Black Panther

 

Nero profondo di stelle appare il cielo. E una voce di bambino che chiede di raccontare: «Baba». È già abbracciato nella prima scena il dramma attorno cui ruota il film Black Panther: la profondità nera del cuore di un uomo in cui vive la domanda di un bambino e la risposta di suo padre. È T’Challa o N’Jadaka il ragazzo che interroga? Dalle stelle cade il meteorite di vibranio nel cuore della terra, nel cuore dell’Africa, e intorno girano le tribù, la Dea Pantera, la Heart-Shaped Herb, il primo Black Panther, i secoli di avanzamento tecnologico nel nascondimento, mentre il resto del mondo si distrugge con le guerre: Wakanda, odorosa pantera nel cuore del mondo. Intorno girano fino a un canestro da basket ad Oakland, attorno alcuni ragazzini neri. Uno di essi è il venturo Killmonger, quello che rimane per primo con gli occhi al cielo notturno coperto di nubi e solcato dalle fosforescenze di una nave volante. Nel palazzo da cui parte la navicella, proprio davanti al piccolo stupito, si è già piantata la ferita che dai padri passa ai figli. «Erat autem nox» (Gv 13, 30).
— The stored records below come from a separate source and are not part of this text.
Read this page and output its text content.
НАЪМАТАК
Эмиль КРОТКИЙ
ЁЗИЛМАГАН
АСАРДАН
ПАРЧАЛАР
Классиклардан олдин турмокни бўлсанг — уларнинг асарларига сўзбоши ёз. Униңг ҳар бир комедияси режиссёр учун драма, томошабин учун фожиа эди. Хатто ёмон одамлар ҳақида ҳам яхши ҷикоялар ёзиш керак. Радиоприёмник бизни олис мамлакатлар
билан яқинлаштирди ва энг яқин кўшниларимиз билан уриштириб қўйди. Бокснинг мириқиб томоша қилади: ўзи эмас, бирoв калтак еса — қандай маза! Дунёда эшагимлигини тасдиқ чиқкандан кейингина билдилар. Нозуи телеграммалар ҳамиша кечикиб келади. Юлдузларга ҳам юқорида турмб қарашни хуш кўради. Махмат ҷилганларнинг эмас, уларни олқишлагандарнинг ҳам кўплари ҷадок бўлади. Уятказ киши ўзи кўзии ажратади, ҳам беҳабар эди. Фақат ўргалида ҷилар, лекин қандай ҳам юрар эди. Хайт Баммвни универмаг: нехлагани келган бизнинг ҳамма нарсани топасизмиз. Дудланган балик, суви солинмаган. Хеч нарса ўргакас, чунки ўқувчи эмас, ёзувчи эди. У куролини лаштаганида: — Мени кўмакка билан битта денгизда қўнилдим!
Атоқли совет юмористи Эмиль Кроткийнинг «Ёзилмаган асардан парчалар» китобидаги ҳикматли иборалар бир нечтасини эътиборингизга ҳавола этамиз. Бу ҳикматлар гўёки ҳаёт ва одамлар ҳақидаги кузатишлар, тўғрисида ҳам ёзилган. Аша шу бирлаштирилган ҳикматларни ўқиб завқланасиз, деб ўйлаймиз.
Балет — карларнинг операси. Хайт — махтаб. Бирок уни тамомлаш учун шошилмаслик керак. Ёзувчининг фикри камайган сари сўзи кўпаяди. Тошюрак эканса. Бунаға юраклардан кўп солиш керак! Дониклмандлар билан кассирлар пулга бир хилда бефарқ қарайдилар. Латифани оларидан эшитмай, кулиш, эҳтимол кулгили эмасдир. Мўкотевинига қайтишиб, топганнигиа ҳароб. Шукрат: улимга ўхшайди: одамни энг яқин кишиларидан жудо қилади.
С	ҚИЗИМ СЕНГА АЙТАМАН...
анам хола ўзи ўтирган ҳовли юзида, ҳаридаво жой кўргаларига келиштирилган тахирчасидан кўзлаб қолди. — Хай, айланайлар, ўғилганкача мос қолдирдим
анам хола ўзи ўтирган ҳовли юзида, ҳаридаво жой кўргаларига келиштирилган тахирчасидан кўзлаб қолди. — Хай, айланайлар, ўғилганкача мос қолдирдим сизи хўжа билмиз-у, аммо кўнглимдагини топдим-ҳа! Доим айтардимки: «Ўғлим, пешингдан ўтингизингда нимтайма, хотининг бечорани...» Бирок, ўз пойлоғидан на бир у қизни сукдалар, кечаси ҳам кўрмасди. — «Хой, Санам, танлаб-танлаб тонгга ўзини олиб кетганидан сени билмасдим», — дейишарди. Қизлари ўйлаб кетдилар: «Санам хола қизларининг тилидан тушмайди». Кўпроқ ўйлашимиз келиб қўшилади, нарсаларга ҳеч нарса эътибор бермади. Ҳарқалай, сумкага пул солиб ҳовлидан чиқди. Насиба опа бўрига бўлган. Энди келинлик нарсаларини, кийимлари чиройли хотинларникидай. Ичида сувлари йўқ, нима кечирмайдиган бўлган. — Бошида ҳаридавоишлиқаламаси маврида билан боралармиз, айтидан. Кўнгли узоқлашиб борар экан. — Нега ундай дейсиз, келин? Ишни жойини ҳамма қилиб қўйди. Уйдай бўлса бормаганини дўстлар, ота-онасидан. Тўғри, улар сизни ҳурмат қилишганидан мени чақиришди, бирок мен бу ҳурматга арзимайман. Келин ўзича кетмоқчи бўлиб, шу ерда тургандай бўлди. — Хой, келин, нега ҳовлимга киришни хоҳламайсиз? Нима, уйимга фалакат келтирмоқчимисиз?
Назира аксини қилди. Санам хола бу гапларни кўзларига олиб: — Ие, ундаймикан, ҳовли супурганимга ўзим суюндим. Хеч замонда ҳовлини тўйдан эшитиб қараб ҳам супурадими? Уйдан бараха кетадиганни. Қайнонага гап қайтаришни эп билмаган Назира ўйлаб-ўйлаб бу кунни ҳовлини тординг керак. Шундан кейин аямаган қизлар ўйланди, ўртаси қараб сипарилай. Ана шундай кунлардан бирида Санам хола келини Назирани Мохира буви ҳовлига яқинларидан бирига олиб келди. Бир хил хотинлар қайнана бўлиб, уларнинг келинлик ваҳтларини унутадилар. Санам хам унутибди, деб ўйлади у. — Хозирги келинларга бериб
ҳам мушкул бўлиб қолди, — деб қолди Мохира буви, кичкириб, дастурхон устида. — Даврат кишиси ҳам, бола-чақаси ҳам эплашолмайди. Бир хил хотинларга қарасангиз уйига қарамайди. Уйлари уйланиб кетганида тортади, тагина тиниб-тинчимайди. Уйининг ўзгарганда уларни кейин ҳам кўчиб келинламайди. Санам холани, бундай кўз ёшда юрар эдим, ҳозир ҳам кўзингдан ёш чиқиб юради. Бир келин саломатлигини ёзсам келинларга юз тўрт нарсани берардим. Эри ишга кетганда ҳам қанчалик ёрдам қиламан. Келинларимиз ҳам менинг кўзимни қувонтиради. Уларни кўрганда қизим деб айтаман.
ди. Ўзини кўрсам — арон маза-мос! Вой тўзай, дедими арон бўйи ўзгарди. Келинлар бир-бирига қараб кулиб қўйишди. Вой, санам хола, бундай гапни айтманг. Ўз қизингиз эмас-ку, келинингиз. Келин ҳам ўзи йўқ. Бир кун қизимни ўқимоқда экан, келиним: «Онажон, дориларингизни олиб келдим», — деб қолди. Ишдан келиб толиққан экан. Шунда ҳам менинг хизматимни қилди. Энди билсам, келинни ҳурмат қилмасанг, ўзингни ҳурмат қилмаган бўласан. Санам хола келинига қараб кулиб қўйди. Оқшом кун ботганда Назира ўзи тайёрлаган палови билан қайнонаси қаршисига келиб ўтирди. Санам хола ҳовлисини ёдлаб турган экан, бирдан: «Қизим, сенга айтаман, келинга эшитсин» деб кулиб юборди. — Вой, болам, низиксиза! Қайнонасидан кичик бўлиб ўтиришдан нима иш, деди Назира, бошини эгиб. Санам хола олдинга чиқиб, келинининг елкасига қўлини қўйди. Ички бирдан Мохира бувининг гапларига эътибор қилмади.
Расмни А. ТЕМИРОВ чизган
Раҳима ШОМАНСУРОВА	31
Ed è notte del cuore illuminata da lampi blu di vibranio, mentre un padre è morto lasciando un anello e il figlio precipita nella notte a recuperare Nakia. Notte degli antenati: «c’è del silenzio dentro terra», diceva il Procuratore Pilato in Morte di Adamo (capolavoro di Elena Bono), pochi giorni prima di suicidarsi. Nel ventre della montagna, il viola dell’Erba a forma di cuore è versata in bocca a T’Challa da Zuri dalla veste viola. Bisogna essere sepolti per incontrare l’albero di pantere, l’albero degli antenati, vestiti di candido bianco: lì scenderà il padre, ancora una volta, come all’inizio, a raccontare… Notte venata del viola della Pantera e dell’armatura nei denti d’argento: uno straccio rosso che cade furioso nel casinò sotterraneo nella Corea del Sud, Okoye pelata dalla lucida lancia. T’Challa è Re, ma fallisce la missione. N’Jadaka, nemesi di Black Panther, non ha smesso di ferirsi, dalla prima ferita: la sua nera pelle è l’interno flagellato del suo cuore. Dentro terra per lui c’è ancora quel bambino, ma nessun albero, solo la stanza di Oakland, un libro, l’anello e il padre, la sua ferita: non c’è lacrima e se c’è, non c’è casa per il tramonto. Fuori della terra i fiori dei Re e della Pantera nel ventre della terra.

 

Killmonger - Bruci tutto

 

Che brucino, i fiori, i re e le pantere, che bruci la pelle nera infuocata. Ma gela la notte d’ossa appese di M’Kabu – molto di più gela T’Challa sotto la neve: tanti sono gli antenati, scendono colorati dagli alberi con le loro pantere; ma la stessa ferita, una sola per te, quel padre che comincia a raccontare… Non ti rimane che scendere nella sacra montagna, profonda nera, di stelle blu, e combattere, tu, che vuoi stare nell’ombra, Pantera Nera contro la Pantera d’Oro, incancellabile verità infuocata.

 

Nella sacra montagna

 

Combattere fino a slogarsi il punto più intimo del corpo o fino a piantarsi un gladio nel cuore, dove è così buio e un ragazzino continua a ripetere: «Baba». Solo così potrai riemergere dalla montagna sacra, portando in braccio quel bambino ferito e proprio davanti mostrargli, non il palazzo, ma la casa del padre, la casa d’oro del tramonto.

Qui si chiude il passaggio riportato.